Other vocal stand-outs in the cast were the powerful baritone Ronaldo Villaruel Abarquez as the sinister and depraved Padre Damaso, the smiling Miguel Espiritu as the affable Kapitan Tiago, the classy Krissan Manikan-Tan as the delightfully old-fashioned Tiya Isabel and the lovely Rare Jireh Yzel Columna as Victoria, the subject of a happy battle of the sexes during the outdoor picnic. (Abarquez alternates as both Padre Damaso or Kapitan Tiago in selected shows.)
The other members of the cast were: Joseleo Logdat (Elias); Greg Abelardo de Leon (Pilosopo Tasyo); Mia Bolanos (Dona Victorina), Oliver Pineda (Tenyente Guevarra), Jose Mari Javato (Padre Salvi), Charina Althea Balmores (Sinang), Micah David J. Galang (Andeng), Tomas Virtucio (Albino),Timothy Racho (Alferez), Ruzzel Clemeno (Don Filipo), Lorenz Edward Sarrondo (Linares), and Renz Nathaniel Cruz (Ang Manlilibing).
The ensemble includes Roxanne Abuel, Neomi Giron, Eden Lorrice Dumlao, Sheila Gamo, Mavel Bautista, Cris Go, Krystl Buesa, Katrine Jamar Sunga, Angeli Benipayo, Elle Tuason, Erielle Fornes, Via Villasin, Marifel Motilla, Airo Saret, Kevin Chen, Michael Del Rosario, Charlene Ramos, and Otepp Billeza.
This 2019 production is co-directed by Jerry Sibal and Jose Jeffrey Camanag. The live orchestra is led by Maestro Herminigildo Ranera. Sibal himself did the set and co-designed the costumes with Albert Figueras. Those Filipiniana gowns worn by Maria Clara and Tia Isabel were magnficent, no expense was spared in their execution.

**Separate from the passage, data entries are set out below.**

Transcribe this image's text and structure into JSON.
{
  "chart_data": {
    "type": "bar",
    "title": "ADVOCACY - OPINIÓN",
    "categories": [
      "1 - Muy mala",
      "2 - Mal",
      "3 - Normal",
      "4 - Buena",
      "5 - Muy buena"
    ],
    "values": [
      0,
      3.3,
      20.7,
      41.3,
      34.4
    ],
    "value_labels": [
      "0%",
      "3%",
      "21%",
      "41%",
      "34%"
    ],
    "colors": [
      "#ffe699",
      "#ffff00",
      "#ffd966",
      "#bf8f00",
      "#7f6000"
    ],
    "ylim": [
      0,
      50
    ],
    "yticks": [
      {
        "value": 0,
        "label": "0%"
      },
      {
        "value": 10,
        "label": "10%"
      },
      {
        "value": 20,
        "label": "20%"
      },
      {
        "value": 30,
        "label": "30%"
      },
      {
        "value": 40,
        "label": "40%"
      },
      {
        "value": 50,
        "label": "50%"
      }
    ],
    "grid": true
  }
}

Dennis Marasigan did the lighting design, while TJ Ramos did the sound engineering and the microphones were all working perfectly.
Alan dela Rama was responsible for the graphic and video designs on the huge LED walls which serve as scenic backdrops for the play. We were brought inside the opulent living room of Kapitan Tiago's house with the grand chandelier and into the gardens outside bedecked with bright pink bougainvillea blooms.

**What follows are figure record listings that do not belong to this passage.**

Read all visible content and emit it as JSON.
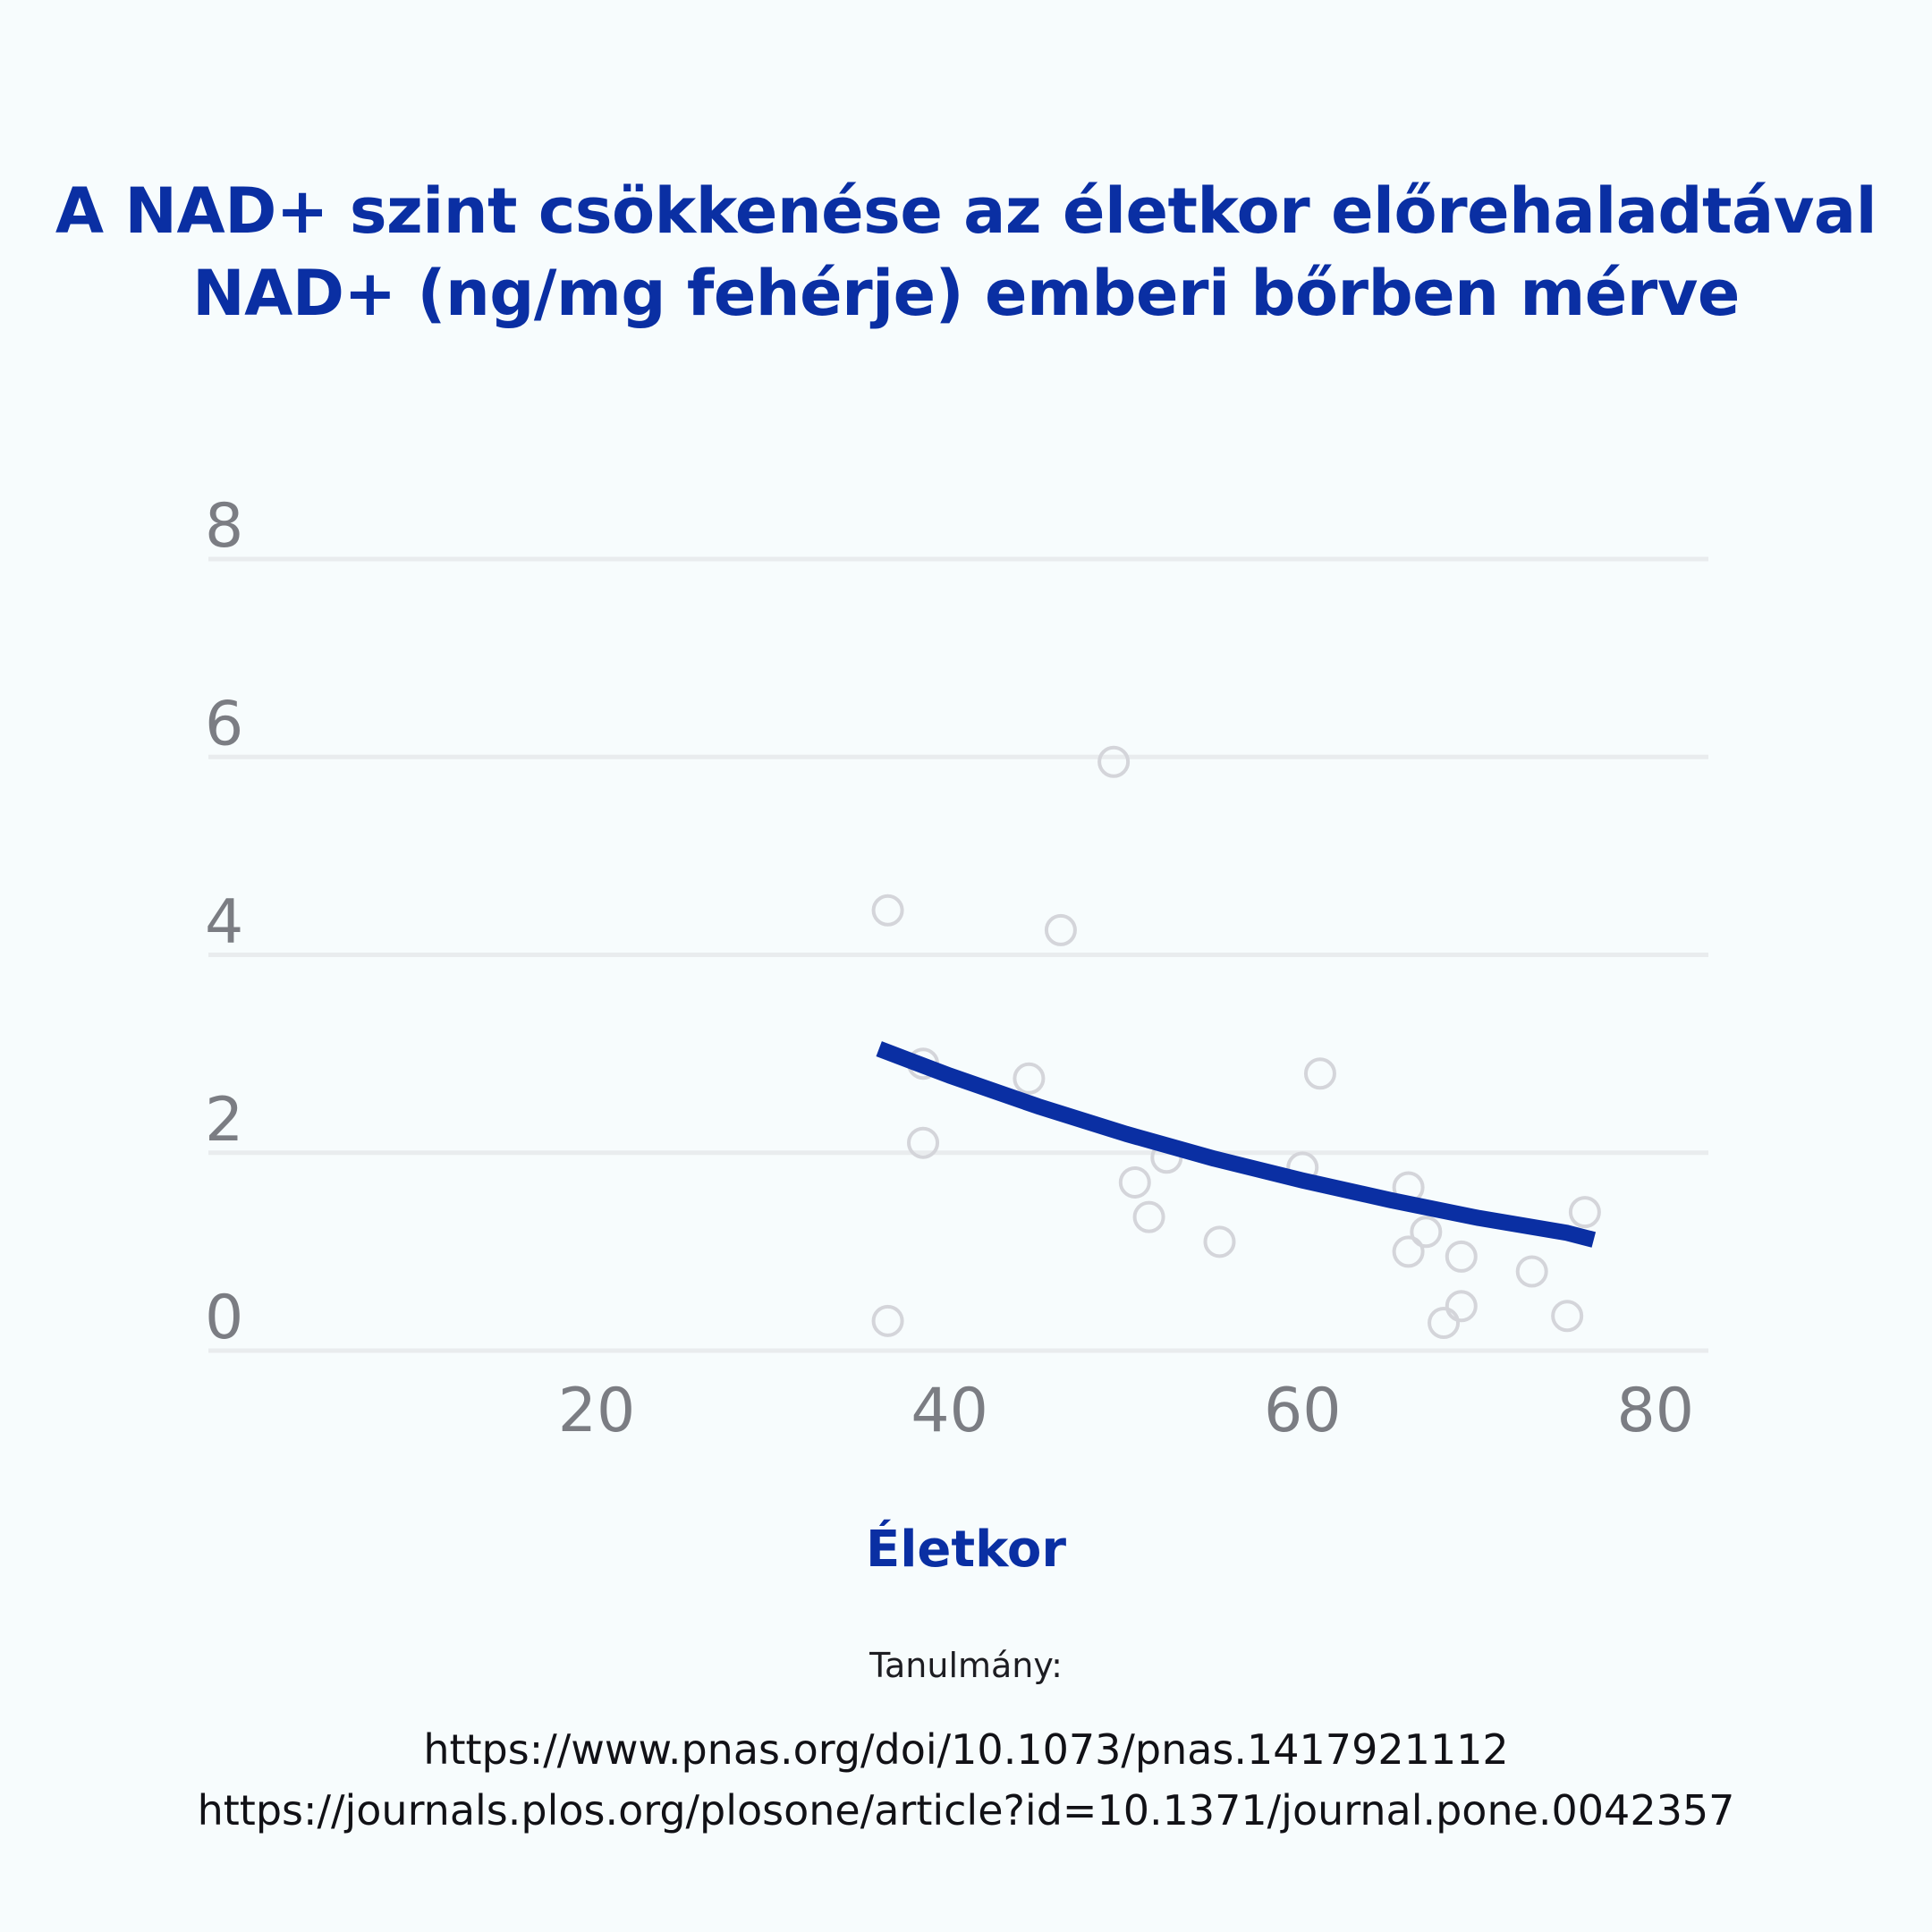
{
  "title": {
    "line1": "A NAD+ szint csökkenése az életkor előrehaladtával",
    "line2": "NAD+ (ng/mg fehérje) emberi bőrben mérve"
  },
  "footer": {
    "label": "Tanulmány:",
    "link1": "https://www.pnas.org/doi/10.1073/pnas.1417921112",
    "link2": "https://journals.plos.org/plosone/article?id=10.1371/journal.pone.0042357"
  },
  "chart_data": {
    "type": "scatter",
    "xlabel": "Életkor",
    "ylabel": "",
    "xlim": [
      -2,
      83
    ],
    "ylim": [
      0,
      8
    ],
    "xticks": [
      20,
      40,
      60,
      80
    ],
    "yticks": [
      0,
      2,
      4,
      6,
      8
    ],
    "grid": "horizontal",
    "colors": {
      "points": "#d4d5da",
      "trend": "#0a2fa3",
      "grid": "#e9ecee",
      "ticks": "#7b7d83"
    },
    "points": [
      {
        "x": 36.5,
        "y": 4.45
      },
      {
        "x": 36.5,
        "y": 0.3
      },
      {
        "x": 38.5,
        "y": 2.1
      },
      {
        "x": 38.5,
        "y": 2.9
      },
      {
        "x": 44.5,
        "y": 2.75
      },
      {
        "x": 46.3,
        "y": 4.25
      },
      {
        "x": 49.3,
        "y": 5.95
      },
      {
        "x": 50.5,
        "y": 1.7
      },
      {
        "x": 51.3,
        "y": 1.35
      },
      {
        "x": 52.3,
        "y": 1.95
      },
      {
        "x": 55.3,
        "y": 1.1
      },
      {
        "x": 60.0,
        "y": 1.85
      },
      {
        "x": 61.0,
        "y": 2.8
      },
      {
        "x": 66.0,
        "y": 1.65
      },
      {
        "x": 66.0,
        "y": 1.0
      },
      {
        "x": 67.0,
        "y": 1.2
      },
      {
        "x": 68.0,
        "y": 0.28
      },
      {
        "x": 69.0,
        "y": 0.95
      },
      {
        "x": 69.0,
        "y": 0.45
      },
      {
        "x": 73.0,
        "y": 0.8
      },
      {
        "x": 75.0,
        "y": 0.35
      },
      {
        "x": 76.0,
        "y": 1.4
      }
    ],
    "trend": {
      "x": [
        36,
        40,
        45,
        50,
        55,
        60,
        65,
        70,
        75,
        76.5
      ],
      "y": [
        3.05,
        2.78,
        2.47,
        2.19,
        1.94,
        1.72,
        1.52,
        1.34,
        1.19,
        1.12
      ]
    }
  }
}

During the scenes of the picnic, the sky turned from the orange of sunrise to bright blue of midday. The struggle with the crocodile was depicted by video. The interior of Maria Clara's room was represented with capiz windows. We see Padre Damaso in anguish in darkened cloisters with a giant crucifix hanging behind him. The effect of the final conflagration was also achieved on these walls.

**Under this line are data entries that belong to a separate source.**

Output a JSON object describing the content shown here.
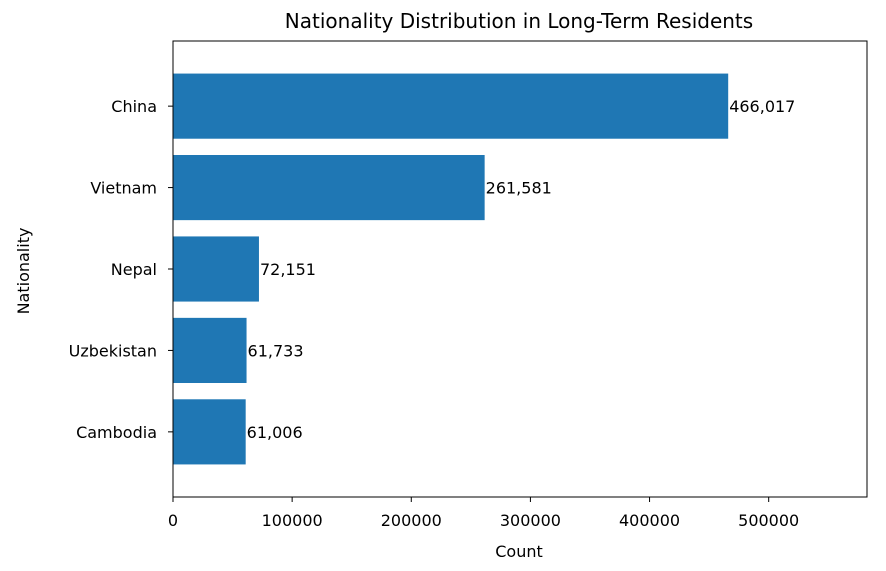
{
  "chart_data": {
    "type": "bar",
    "orientation": "horizontal",
    "title": "Nationality Distribution in Long-Term Residents",
    "xlabel": "Count",
    "ylabel": "Nationality",
    "categories": [
      "China",
      "Vietnam",
      "Nepal",
      "Uzbekistan",
      "Cambodia"
    ],
    "values": [
      466017,
      261581,
      72151,
      61733,
      61006
    ],
    "value_labels": [
      "466,017",
      "261,581",
      "72,151",
      "61,733",
      "61,006"
    ],
    "xlim": [
      0,
      582521
    ],
    "xticks": [
      0,
      100000,
      200000,
      300000,
      400000,
      500000
    ],
    "xtick_labels": [
      "0",
      "100000",
      "200000",
      "300000",
      "400000",
      "500000"
    ],
    "bar_color": "#1f77b4",
    "grid": false,
    "legend": "none"
  }
}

The rich music and libretto of this opera had already endured more than 60 years, and we can certainly hear why. Given the proper attitude and guidance, the younger generations can still very much connect with the story. Given the tweaks of modern technology, the show can still appeal to all ages with a current sense of cultural aesthetics.
It was very heartening to see and hear a very deep pool of young talent when it comes to classical singing. Watching this show, I can foresee a very brilliant future for opera singing in our country.
"Noli Me Tangere, the Opera" runs at the Tanghalang Nicolas Aberlardo of the Cultural Center of the Philippines until March 10 only.